There’s certainly a hidden gravity to the film, a low-key melancholy. But nonetheless Palm Spring is absolutely a comedy, albeit a dark one—ironically set in sunny paradise. Samburg and Milioti bring the humor, even when the material leans to the solemn side for a bit. Under Max Barbakow’s keen direction, Palm Springs leapfrogs from hilarious to heartfelt to ridiculous to tender to whimsical to woeful and back again. It’s very sneaky about how it shifts from beat to beat. Narratively, the film is pretty well constructed.
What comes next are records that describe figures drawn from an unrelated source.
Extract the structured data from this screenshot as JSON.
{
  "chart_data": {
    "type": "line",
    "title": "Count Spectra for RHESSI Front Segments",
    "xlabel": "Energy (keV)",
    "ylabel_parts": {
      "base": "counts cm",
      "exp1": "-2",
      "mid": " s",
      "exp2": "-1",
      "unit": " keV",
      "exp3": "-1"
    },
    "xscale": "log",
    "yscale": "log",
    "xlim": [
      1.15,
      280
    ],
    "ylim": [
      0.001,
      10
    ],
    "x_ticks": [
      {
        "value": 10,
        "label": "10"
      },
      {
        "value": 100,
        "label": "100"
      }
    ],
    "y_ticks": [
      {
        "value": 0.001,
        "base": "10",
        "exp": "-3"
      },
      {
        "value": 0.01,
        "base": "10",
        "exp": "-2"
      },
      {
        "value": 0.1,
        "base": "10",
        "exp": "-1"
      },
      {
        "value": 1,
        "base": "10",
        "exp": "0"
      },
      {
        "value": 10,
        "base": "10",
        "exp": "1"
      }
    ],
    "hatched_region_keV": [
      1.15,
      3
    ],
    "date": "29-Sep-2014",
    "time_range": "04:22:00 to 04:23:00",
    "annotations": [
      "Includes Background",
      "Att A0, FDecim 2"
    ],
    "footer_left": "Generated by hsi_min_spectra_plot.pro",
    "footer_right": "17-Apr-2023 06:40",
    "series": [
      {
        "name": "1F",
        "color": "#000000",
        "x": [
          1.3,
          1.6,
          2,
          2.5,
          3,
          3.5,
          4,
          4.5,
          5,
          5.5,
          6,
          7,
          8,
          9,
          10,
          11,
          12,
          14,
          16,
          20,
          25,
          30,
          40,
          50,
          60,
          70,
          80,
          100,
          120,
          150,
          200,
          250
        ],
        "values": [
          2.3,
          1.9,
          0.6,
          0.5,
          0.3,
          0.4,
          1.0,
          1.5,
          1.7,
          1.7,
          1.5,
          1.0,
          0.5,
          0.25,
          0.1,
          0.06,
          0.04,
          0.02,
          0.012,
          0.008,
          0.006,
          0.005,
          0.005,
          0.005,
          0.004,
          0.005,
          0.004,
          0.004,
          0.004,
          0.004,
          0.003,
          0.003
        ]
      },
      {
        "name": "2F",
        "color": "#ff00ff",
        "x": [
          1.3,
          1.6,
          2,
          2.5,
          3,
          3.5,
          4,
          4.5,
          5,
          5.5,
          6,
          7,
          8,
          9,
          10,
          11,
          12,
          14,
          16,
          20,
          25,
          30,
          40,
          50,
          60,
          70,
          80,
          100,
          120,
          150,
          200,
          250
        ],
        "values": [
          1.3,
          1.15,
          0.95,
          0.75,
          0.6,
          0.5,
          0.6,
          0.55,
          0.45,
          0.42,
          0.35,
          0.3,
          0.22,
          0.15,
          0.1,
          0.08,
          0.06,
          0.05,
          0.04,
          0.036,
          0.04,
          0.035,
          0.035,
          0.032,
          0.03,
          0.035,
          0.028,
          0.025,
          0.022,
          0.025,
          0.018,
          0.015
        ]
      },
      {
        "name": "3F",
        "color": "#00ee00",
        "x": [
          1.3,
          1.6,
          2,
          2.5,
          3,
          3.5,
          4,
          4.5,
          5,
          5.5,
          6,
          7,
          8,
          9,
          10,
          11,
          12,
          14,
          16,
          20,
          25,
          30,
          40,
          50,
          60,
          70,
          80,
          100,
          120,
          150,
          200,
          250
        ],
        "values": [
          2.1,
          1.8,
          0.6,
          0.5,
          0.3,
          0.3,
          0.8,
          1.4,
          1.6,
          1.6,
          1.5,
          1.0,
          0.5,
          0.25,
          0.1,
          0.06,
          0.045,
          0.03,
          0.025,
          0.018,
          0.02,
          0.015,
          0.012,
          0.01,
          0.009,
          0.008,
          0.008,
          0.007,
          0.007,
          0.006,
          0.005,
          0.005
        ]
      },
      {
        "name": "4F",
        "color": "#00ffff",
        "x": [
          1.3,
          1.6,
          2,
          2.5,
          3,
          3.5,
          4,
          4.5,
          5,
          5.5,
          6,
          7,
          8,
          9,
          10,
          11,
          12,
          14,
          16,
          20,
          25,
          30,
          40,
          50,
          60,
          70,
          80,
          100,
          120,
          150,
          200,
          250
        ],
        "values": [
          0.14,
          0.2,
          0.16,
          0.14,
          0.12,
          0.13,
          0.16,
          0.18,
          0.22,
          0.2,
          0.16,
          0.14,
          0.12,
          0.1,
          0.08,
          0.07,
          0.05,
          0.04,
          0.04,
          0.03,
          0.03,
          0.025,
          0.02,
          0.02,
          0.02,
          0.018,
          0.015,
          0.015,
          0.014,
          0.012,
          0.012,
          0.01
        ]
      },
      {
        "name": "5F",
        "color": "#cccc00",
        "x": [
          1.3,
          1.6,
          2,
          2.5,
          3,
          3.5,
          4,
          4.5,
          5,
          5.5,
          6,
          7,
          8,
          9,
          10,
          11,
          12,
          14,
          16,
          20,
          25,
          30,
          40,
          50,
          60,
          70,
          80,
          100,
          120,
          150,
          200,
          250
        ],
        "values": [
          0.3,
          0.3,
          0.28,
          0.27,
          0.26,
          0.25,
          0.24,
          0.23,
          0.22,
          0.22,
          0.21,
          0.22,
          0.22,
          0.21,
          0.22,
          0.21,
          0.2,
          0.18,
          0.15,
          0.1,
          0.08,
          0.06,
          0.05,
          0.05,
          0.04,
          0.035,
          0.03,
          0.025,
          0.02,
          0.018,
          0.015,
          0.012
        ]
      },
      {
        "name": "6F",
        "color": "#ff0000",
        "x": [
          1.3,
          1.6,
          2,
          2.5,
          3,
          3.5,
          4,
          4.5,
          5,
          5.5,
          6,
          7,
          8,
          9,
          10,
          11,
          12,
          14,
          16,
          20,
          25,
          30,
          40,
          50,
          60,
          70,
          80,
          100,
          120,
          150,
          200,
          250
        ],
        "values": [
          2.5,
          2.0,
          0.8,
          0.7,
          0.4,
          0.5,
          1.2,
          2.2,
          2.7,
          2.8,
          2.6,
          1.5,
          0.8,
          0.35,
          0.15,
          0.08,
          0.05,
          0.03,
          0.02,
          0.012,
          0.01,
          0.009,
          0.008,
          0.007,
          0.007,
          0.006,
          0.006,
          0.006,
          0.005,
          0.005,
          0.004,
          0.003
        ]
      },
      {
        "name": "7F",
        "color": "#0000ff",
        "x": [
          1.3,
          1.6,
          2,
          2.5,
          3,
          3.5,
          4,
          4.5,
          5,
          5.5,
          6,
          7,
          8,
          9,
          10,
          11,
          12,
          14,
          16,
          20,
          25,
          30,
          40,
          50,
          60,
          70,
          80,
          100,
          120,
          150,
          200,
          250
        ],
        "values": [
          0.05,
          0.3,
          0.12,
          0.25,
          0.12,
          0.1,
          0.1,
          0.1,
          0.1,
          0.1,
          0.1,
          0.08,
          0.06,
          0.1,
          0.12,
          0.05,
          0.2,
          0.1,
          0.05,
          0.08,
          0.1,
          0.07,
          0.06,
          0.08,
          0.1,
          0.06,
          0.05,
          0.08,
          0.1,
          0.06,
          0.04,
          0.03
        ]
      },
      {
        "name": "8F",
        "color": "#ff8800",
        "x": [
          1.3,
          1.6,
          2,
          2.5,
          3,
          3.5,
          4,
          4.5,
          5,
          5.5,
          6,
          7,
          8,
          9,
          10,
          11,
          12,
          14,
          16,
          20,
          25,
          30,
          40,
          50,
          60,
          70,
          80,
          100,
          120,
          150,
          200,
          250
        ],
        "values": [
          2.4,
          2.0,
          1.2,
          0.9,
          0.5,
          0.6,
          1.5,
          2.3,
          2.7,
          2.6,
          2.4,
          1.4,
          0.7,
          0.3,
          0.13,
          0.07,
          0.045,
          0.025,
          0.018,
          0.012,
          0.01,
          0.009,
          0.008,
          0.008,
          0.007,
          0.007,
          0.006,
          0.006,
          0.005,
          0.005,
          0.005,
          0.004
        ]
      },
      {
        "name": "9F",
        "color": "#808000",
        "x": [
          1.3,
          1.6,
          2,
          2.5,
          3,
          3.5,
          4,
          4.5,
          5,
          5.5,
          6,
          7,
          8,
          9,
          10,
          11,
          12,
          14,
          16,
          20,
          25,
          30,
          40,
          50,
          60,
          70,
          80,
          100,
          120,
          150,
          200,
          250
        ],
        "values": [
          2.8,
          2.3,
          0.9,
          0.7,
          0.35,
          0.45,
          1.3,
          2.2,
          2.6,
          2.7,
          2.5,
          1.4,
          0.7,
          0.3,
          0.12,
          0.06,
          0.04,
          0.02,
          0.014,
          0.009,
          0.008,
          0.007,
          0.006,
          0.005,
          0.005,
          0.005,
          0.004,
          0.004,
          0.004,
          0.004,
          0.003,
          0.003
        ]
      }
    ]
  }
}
Stories dealing with the somewhat complex issue of quantum physics cannot be done on the fly. Siara must’ve engineered his script impeccably.
Has the premise been done before? Yeah, sure. But is it like all the others that came before it? No, not really. So, reducing Palm Springs to nothing more than a Groundhog Day rip-off is not only doing a disservice to the filmmakers, but, as a take, it signals to me that the critic is viewing the film through a myopic lens and can’t see the unique themes Palm Spring is exploring, nor the clever techniques the filmmakers have employed to rekindle a story type that can so quickly become hackneyed and stale. Palm Springs may fit the mold of an often-done sub-genre of science fiction, but it manages to tell its story smartly—without feeling like a tired rehash.